Lesson idea. Geogebra has been used to create a simple interactive applet. The applet and guidance notes on how to use it with students are included with the resource.

Resource details
Title Circumference of a Circle.
Topic Visualisation

Format / structure

Embedded GeoGebra applet and guidance notes.

Age of students / grade

Related ORBIT Wiki Resources
Files and resources to view and download

Irina Boyadzhiev

Please install Java to use this page.

Guidance Notes

I. Overview

This applet can be used for introducing circumference of a circle. The students can create circles with different diameters by dragging the blue point D vertically. The circle can be rolled along the x-axis by dragging the green point - the center of the circle. This will “peel off” the red outer layer and transfer it to the x-axis. When the circle is rolled to the end and the entire red line is transferred to the x axis, a slider appears. Dragging the slider the students will see that the diameter fits a little more than three times in the circumference. They can record the diameter and the corresponding circumference in the spreadsheet and calculate the ratio circumference/diameter.

ll. Suggested activities and learning outcomes

1) Learning some basics about the circle and disk.

  • Drag the blue point D up and down to create circles with different diameters.
  • Click the Radius checkbox. See the relationship between the radius and the diameter.

2) Define circumference.

  • Drag point D to select a diameter.
  • Drag the circle by the green point to transfer the red line onto the x-axis. (If the students have seen the Perimeter of a rectangle applet, they can be directed to discuss the similarities between the two).

3) Find the relationship between the diameter and the circumference.

  • Drag point D to select a diameter.
  • Drag the circle by the green point as far as it can go.
  • Drag the slider to fit the diameter into the circumference.
  • How many times the diameter fits?
  • What is a rough approximation for the circumference of the circle?
  • Record in the spreadsheet below the diameter and the corresponding circumference for several circles from the activity above.
  • Calculate the ratio circumference/diameter.
  • Introduce Pi.
  • Write a formula for the circumference using the diameter.

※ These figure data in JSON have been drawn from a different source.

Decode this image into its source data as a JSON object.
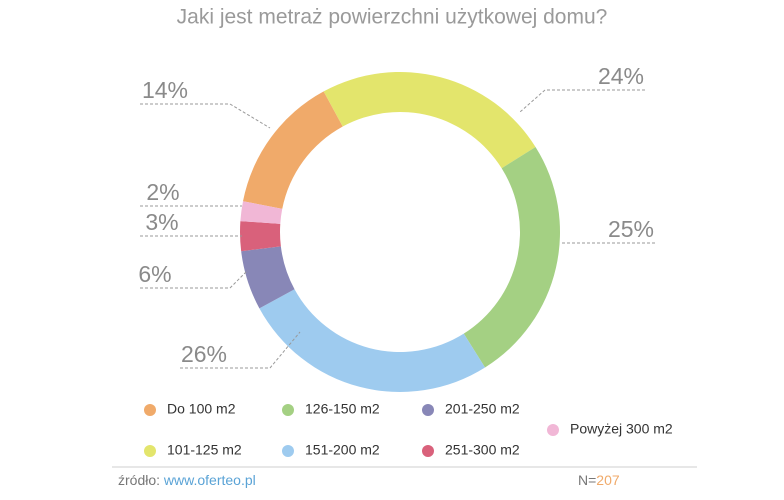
{
  "chart_data": {
    "type": "donut",
    "title": "Jaki jest metraż powierzchni użytkowej domu?",
    "categories": [
      "Do 100 m2",
      "101-125 m2",
      "126-150 m2",
      "151-200 m2",
      "201-250 m2",
      "251-300 m2",
      "Powyżej 300 m2"
    ],
    "values": [
      14,
      24,
      25,
      26,
      6,
      3,
      2
    ],
    "value_labels": [
      "14%",
      "24%",
      "25%",
      "26%",
      "6%",
      "3%",
      "2%"
    ],
    "colors": [
      "#f0aa6a",
      "#e3e56c",
      "#a4d083",
      "#9ecbef",
      "#8887b7",
      "#d9617b",
      "#f1b7d6"
    ]
  },
  "footer": {
    "source_label": "źródło:",
    "source_url": "www.oferteo.pl",
    "n_label": "N=",
    "n_value": "207"
  }
}
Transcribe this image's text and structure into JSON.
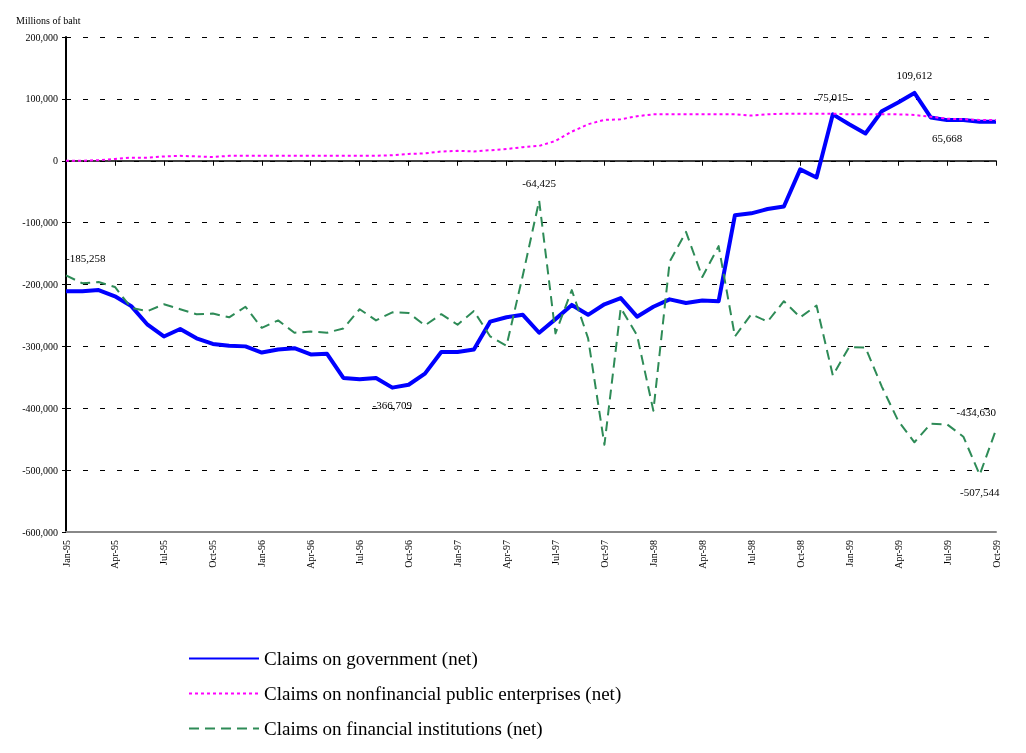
{
  "chart_data": {
    "type": "line",
    "ylabel": "Millions of baht",
    "categories": [
      "Jan-95",
      null,
      null,
      "Apr-95",
      null,
      null,
      "Jul-95",
      null,
      null,
      "Oct-95",
      null,
      null,
      "Jan-96",
      null,
      null,
      "Apr-96",
      null,
      null,
      "Jul-96",
      null,
      null,
      "Oct-96",
      null,
      null,
      "Jan-97",
      null,
      null,
      "Apr-97",
      null,
      null,
      "Jul-97",
      null,
      null,
      "Oct-97",
      null,
      null,
      "Jan-98",
      null,
      null,
      "Apr-98",
      null,
      null,
      "Jul-98",
      null,
      null,
      "Oct-98",
      null,
      null,
      "Jan-99",
      null,
      null,
      "Apr-99",
      null,
      null,
      "Jul-99",
      null,
      null,
      "Oct-99"
    ],
    "ylim": [
      -600000,
      200000
    ],
    "yticks": [
      {
        "value": -600000,
        "label": "-600,000"
      },
      {
        "value": -500000,
        "label": "-500,000"
      },
      {
        "value": -400000,
        "label": "-400,000"
      },
      {
        "value": -300000,
        "label": "-300,000"
      },
      {
        "value": -200000,
        "label": "-200,000"
      },
      {
        "value": -100000,
        "label": "-100,000"
      },
      0,
      {
        "value": 100000,
        "label": "100,000"
      },
      {
        "value": 200000,
        "label": "200,000"
      }
    ],
    "grid": "y",
    "legend": "bottom",
    "series": [
      {
        "name": "Claims on government (net)",
        "color": "#0000ff",
        "line_style": "solid",
        "values": [
          -211000,
          -211000,
          -209000,
          -219000,
          -235000,
          -265000,
          -284000,
          -272000,
          -287000,
          -296000,
          -299000,
          -300000,
          -310000,
          -305000,
          -303000,
          -313000,
          -312000,
          -351000,
          -353000,
          -351000,
          -366709,
          -362000,
          -344000,
          -309000,
          -309000,
          -305000,
          -260000,
          -253000,
          -249000,
          -278000,
          -256000,
          -233000,
          -249000,
          -232000,
          -222000,
          -252000,
          -236000,
          -224000,
          -230000,
          -226000,
          -227000,
          -88000,
          -85000,
          -78000,
          -74000,
          -14000,
          -27000,
          75015,
          59000,
          44000,
          80000,
          94000,
          109612,
          70000,
          65668,
          66000,
          63000,
          63000
        ],
        "value_labels": [
          null,
          null,
          null,
          null,
          null,
          null,
          null,
          null,
          null,
          null,
          null,
          null,
          null,
          null,
          null,
          null,
          null,
          null,
          null,
          null,
          "-366,709",
          null,
          null,
          null,
          null,
          null,
          null,
          null,
          null,
          null,
          null,
          null,
          null,
          null,
          null,
          null,
          null,
          null,
          null,
          null,
          null,
          null,
          null,
          null,
          null,
          null,
          null,
          "75,015",
          null,
          null,
          null,
          null,
          "109,612",
          null,
          "65,668",
          null,
          null,
          null
        ]
      },
      {
        "name": "Claims on nonfinancial public enterprises (net)",
        "color": "#ff00ff",
        "line_style": "dotted",
        "values": [
          0,
          0,
          1000,
          3000,
          5000,
          5000,
          7000,
          8000,
          7000,
          6000,
          8000,
          8000,
          8000,
          8000,
          8000,
          8000,
          8000,
          8000,
          8000,
          8000,
          9000,
          11000,
          12000,
          15000,
          16000,
          15000,
          17000,
          19000,
          22000,
          24000,
          32000,
          47000,
          59000,
          66000,
          67000,
          72000,
          75000,
          75000,
          75000,
          75000,
          75000,
          75000,
          73000,
          75000,
          76000,
          76000,
          76000,
          76000,
          75000,
          75000,
          75000,
          75000,
          74000,
          71000,
          68000,
          67000,
          66000,
          66000
        ]
      },
      {
        "name": "Claims on financial institutions (net)",
        "color": "#2e8b57",
        "line_style": "dashed",
        "values": [
          -185258,
          -198000,
          -196000,
          -204000,
          -238000,
          -243000,
          -232000,
          -240000,
          -248000,
          -247000,
          -253000,
          -236000,
          -270000,
          -258000,
          -278000,
          -276000,
          -278000,
          -271000,
          -240000,
          -258000,
          -245000,
          -246000,
          -266000,
          -248000,
          -265000,
          -243000,
          -284000,
          -299000,
          -185000,
          -64425,
          -279000,
          -209000,
          -287000,
          -459000,
          -238000,
          -282000,
          -404000,
          -163000,
          -115000,
          -188000,
          -138000,
          -284000,
          -248000,
          -260000,
          -227000,
          -253000,
          -234000,
          -347000,
          -301000,
          -302000,
          -365000,
          -420000,
          -455000,
          -425000,
          -426000,
          -446000,
          -507544,
          -434630
        ],
        "value_labels": [
          "-185,258",
          null,
          null,
          null,
          null,
          null,
          null,
          null,
          null,
          null,
          null,
          null,
          null,
          null,
          null,
          null,
          null,
          null,
          null,
          null,
          null,
          null,
          null,
          null,
          null,
          null,
          null,
          null,
          null,
          "-64,425",
          null,
          null,
          null,
          null,
          null,
          null,
          null,
          null,
          null,
          null,
          null,
          null,
          null,
          null,
          null,
          null,
          null,
          null,
          null,
          null,
          null,
          null,
          null,
          null,
          null,
          null,
          "-507,544",
          "-434,630"
        ]
      }
    ]
  }
}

4) Experimental approximation of Pi.

By finding the relationship between the diameter and the circumference, students discover that the circumference is proportional to the diameter (C=kd). Drag point D to make the diameter equal to 1 in order to approximate the value of k.

III. Learning Objectives

  • To introduce the circle and some basic terminology by actively manipulating the object.
  • To introduce the circumference of the circle through a dynamic process, connecting the new concept to a familiar one (the perimeter of a rectangle).
  • To introduce the constant Pi and approximate its value.

lV. Underlying pedagogical/teaching approach or rationale

The applet gives the opportunity to involve the students in the process of teaching. Each student can create and manipulate the circle, learn terminology by manipulating the objects. Students discover a relationship based on experimental data and mathematical calculation. The explorations can be done fast and accurate.